Broadway is anything but an evangelical congregation. On its welcome page, Broadway presents its belief in a Jesus who rejected "all images of God as punishing, vengeful or violent, and, therefore, never teaching an unending hell for anyone."

CBE's website sets forth "Evaluation Criteria for CBE Resources" which seems to oppose Smith's sinful lifestyle. In choosing the resources it offers, CBE rejects homosexuality as unbiblical: "All resources affirm 'the family, celibate singleness and faithful heterosexual marriage as the patterns God designed for us.' While CBE addresses the subject of homosexuality with kindness and carefulness, CBE does not affirm homosexual practices."

A second book that seems to present problems for the CBE mission is God, A Word for Boys and Girls by feminist theologian Jann Aldredge Clanton. In the book Clanton argues for the use of feminine pronouns for deity in teaching children about God.

She posits that "children cannot grasp a theology of God as transcendent spirit if they hear trusted authority figures in the church constantly referring calling God 'he,' 'father,' 'king.' Forget "Jesus Loves Me," Aldredge-Clanton says using feminine language for God will rid boys of arrogance and enable girls to stop devaluing themselves.

Not only is Aldredge-Clanton a feminist theologian, she is also a committed worshiper of the false pagan god "Sophia-Christ." Aldredge-Clanton is the author of Praying With Christ-Sophia: Services for Healing and Renewal in which she offers a number of hymns and songs written to accompany worship of "Christ-Sophia."

While CBE's resource criteria confesses that all the materials the group makes available affirm the Bible as "the inspired Word of God and … the final authority of faith and practice," it is difficult to see how using feminine pronouns in reference to God-something the original biblical languages do not validate-fits that rubric.

In an e-mail reply on the availability of works by Smith and Aldredge-Clanton, Marketing and Book Services Coordinator Jamie Hunt says CBE considers each individual work and not the lifestyles or beliefs of the authors in question. CBE uses only works that "further its mission," she said.

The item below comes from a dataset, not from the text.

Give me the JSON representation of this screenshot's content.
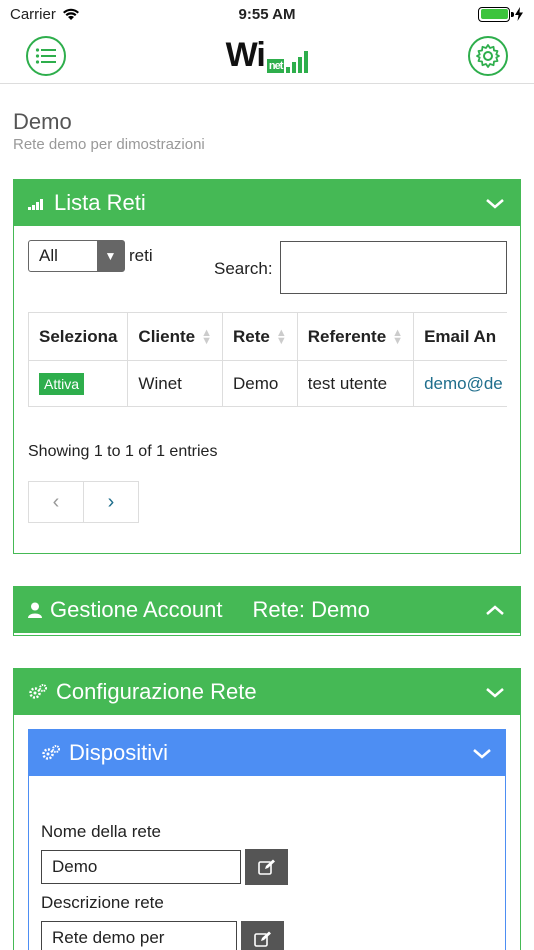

"Each resource we carry has first been evaluated by our team of reviewers to ensure that it furthers CBE's mission and vision," Hunt said. "Each resource is chosen on its own merit. (CBE does not necessarily endorse an author's entire body of work, nor does carrying the book imply that we endorse the author's personal life.)"

But CBE's selling of books by Smith and Aldredge are telling as to the overall direction of the organization, said J. Ligon Duncan, chairman of the Board of Directors for The Council on Biblical Manhood and Womanhood.

"It is very telling," Duncan said. "The willingness of CBE to sell this kind of material shows the inevitable trajectory of so-called 'evangelical egalitarianism.' Over time, it becomes less evangelical and more egalitarian, because the heartbeat of its own philosophy is not drawn from the Scriptures but from a worldview that is in conflict with the Scriptures.

"Over time voices within CBE, like that of the great Roger Nicole, who is so imminently biblical in so many areas of his thinking and theology–though incorrect in this one–will diminish, and more strident and less evangelical voices will come to the fore."

Offering books by authors the likes of Smith and Aldredge-Clanton is also pastorally wreckless, Duncan said.

"I think it is pastorally insensitive and even irresponsible to give the sheep material by people whose lives are in patent contradiction of biblical norms and whose books reflect views that are inimical to biblical Christianity," Duncan said. "All of us should take care in recommending and conveying material to the Christian reading public. The content of that material ought to be scripturally sound, and the lives of its authors ought to commend its truth."